原題鏈接 https://leetcode.com/problems/lowest-common-ancestor-of-a-binary-search-tree/
Given a binary search tree (BST), find the lowest common ancestor (LCA) of two given nodes in the BST.

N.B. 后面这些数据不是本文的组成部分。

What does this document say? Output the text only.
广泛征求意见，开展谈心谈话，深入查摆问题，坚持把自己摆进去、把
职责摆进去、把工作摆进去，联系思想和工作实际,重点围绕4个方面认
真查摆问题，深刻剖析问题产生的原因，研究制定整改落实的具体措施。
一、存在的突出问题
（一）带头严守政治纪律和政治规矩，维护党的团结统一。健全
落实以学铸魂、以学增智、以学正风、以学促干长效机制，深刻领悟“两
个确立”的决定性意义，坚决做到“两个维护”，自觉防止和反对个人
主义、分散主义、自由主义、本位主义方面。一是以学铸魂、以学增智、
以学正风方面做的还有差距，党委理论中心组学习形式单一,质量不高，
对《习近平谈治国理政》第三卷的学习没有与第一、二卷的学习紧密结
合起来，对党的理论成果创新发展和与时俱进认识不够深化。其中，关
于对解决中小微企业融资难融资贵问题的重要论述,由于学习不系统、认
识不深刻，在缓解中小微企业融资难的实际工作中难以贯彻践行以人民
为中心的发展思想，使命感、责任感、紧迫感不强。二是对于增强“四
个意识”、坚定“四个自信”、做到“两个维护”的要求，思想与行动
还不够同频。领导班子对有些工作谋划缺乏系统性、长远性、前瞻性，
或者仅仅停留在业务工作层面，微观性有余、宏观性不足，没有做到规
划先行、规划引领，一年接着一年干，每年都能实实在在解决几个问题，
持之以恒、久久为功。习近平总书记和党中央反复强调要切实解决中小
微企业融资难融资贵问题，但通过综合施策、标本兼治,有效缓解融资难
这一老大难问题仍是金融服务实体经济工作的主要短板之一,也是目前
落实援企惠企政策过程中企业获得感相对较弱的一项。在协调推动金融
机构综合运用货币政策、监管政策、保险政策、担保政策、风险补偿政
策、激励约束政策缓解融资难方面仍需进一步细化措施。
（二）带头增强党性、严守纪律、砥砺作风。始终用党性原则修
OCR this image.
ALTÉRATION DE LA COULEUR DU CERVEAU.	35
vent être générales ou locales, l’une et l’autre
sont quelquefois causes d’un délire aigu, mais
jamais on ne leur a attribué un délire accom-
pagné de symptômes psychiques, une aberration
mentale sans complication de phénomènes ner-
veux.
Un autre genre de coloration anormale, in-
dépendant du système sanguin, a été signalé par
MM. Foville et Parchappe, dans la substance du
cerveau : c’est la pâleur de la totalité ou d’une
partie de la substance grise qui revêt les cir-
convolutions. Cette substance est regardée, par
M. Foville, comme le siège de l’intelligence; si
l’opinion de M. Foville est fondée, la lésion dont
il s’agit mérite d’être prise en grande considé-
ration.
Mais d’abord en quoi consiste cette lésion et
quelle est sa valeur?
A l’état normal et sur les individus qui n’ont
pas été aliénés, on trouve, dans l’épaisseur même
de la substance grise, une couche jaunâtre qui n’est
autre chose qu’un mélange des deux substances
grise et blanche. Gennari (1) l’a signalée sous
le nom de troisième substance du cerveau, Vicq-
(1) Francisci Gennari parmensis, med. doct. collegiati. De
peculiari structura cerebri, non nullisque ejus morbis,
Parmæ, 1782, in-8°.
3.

According to the definition of LCA on Wikipedia: “The lowest common ancestor is defined between two nodes v and w as the lowest node in T that has both v and w as descendants (where we allow a node to be a descendant of itself).”
_______6______
/ \
___2__ ___8__
/ \ / \
0 _4 7 9
/ \
3 5
For example, the lowest common ancestor (LCA) of nodes
2
and 8
is 6
. Another example is LCA of nodes
2
and 4
is 2
, since a node can be a descendant of itself according to the LCA definition.
找到最近公共祖先
我使用兩個hash表。
首先如果把root所在節點標記爲1則,他的左兒子標記爲2,右兒子標記爲3,對於一個標記爲x的節點,他的左兒子爲x*2,右兒子爲x*2+1;
所以我通過hash表PtoT,用標記映射地址。
另一個hash表VtoP,用值來映射標記。
當然可能存在相等的元素,因此我只記錄最小的標記。
得到p和q的標記後,表可以將p和q中標記最大的除以2,直到p和q相等結束。
然後用Ptov[p]返回即可。
當然程序是可以優化的,可以在找到兩個元素後便返回,不用記錄所有點。
空間也可以進一步優化,只記錄PtoT,而兩個元素的標記在dfs的記錄下來。
class Solution {
public:
TreeNode* lowestCommonAncestor(TreeNode* root, TreeNode* p, TreeNode* q) {
dfs(root, 1);
int pp = VtoP[p->val];
int pq = VtoP[q->val];
while (pp != pq)
{
if (pp > pq)pp >>= 1;
else pq >>= 1;
}
return PtoT[pp];
}
void dfs(TreeNode* root, int pos)
{
if (root == NULL)return;
if (PtoT.find(pos) == PtoT.end())
{
PtoT[pos] = root;
VtoP[root->val] = pos;
}
pos <<= 1;
dfs(root->left, pos);
dfs(root->right, pos + 1);
}
private:
unordered_map<int, TreeNode*>PtoT;
unordered_map<int, int>VtoP;
};